Uncertainty has much the same effect on business users. Not knowing what big data can do and what the overall strategy for big data is within the company makes it hard to get a handle on how big data will impact them specifically. It’s hard to ask the right questions and propose initiatives that would benefit the organization. Goals, a big data strategy and people explaining big data in business terms are all critical pieces to removing uncertainty.
Even groups that don’t benefit from big data need to be included. They don’t need a voice at the table but they do need a clear understanding of what’s happening. I won’t bore you with the war stories but I’ve seen some very irrational reactions to being left in the dark about the business’s big data strategy and goals. Those reactions are well worth the few hours of education required to avoid them.
Many big data pitfalls revolve around data governance. Data governance covers a range of topics:
- Data Collection
- Data Integrity or Data Quality
- Ethics and Compliance
Ignoring these issues creates hurdles the business will have to face later. Facebook has recently generated some backlash for their data experiments. Target and other retailers are dealing with the costs of customer data breaches. Google frequently deals with concerns stemming from their wide ranging collection and use of personal data.
In the best case scenario, poor data governance still increases the cost of big data. In the case of data quality issues it can cause a business to stop trusting the data and all the reports, insights and analytics generated from that data. Privacy, security and ethical issues can cause customers to lose faith in the brand and business.

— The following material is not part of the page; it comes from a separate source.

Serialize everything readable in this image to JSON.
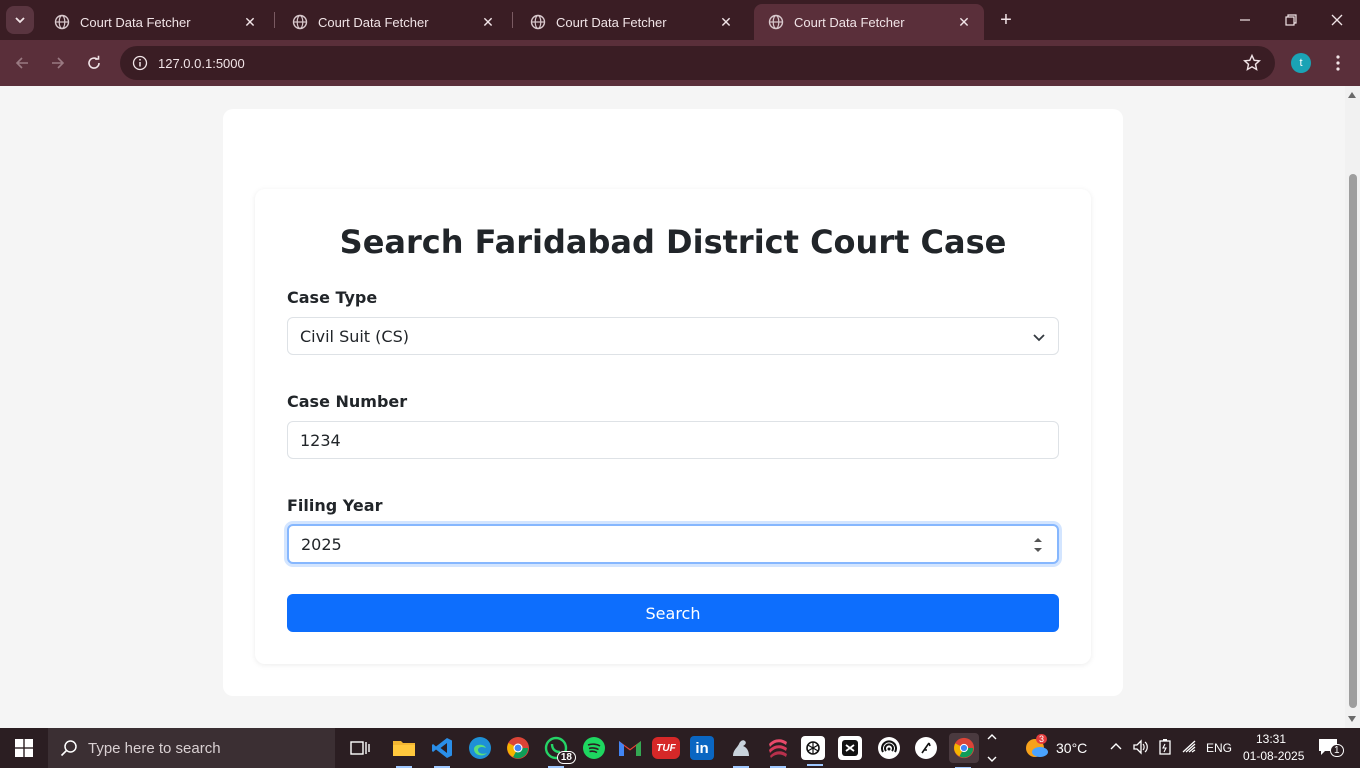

A business needs policies and processes to manage its big data. Collection and usage policies need to be well communicated to customers and consistent with other customer brand experiences. Just like any other product, data needs quality testing regimes to insure it meets the expectations of those using it. These aren’t complicated steps in and of themselves but the combination of all the issues surrounding data governance usually lead to something being left out. An oversight team or program manager can prevent that pitfall.
Awareness Is Most of the Solution
Big data is no longer a wild, wild west type of technology. It’s matured and stabilized quickly. Trial and error are no longer necessary realities of being an early adopter. There are great products and a lot of expertise available to help businesses realize the promise of big data in a well-managed way.
However, as with any other technology rollout, it is not problem free. Knowing what the pitfalls are allows for better planning and a smoother implementation. That’s key for successful initiatives and companywide adoption.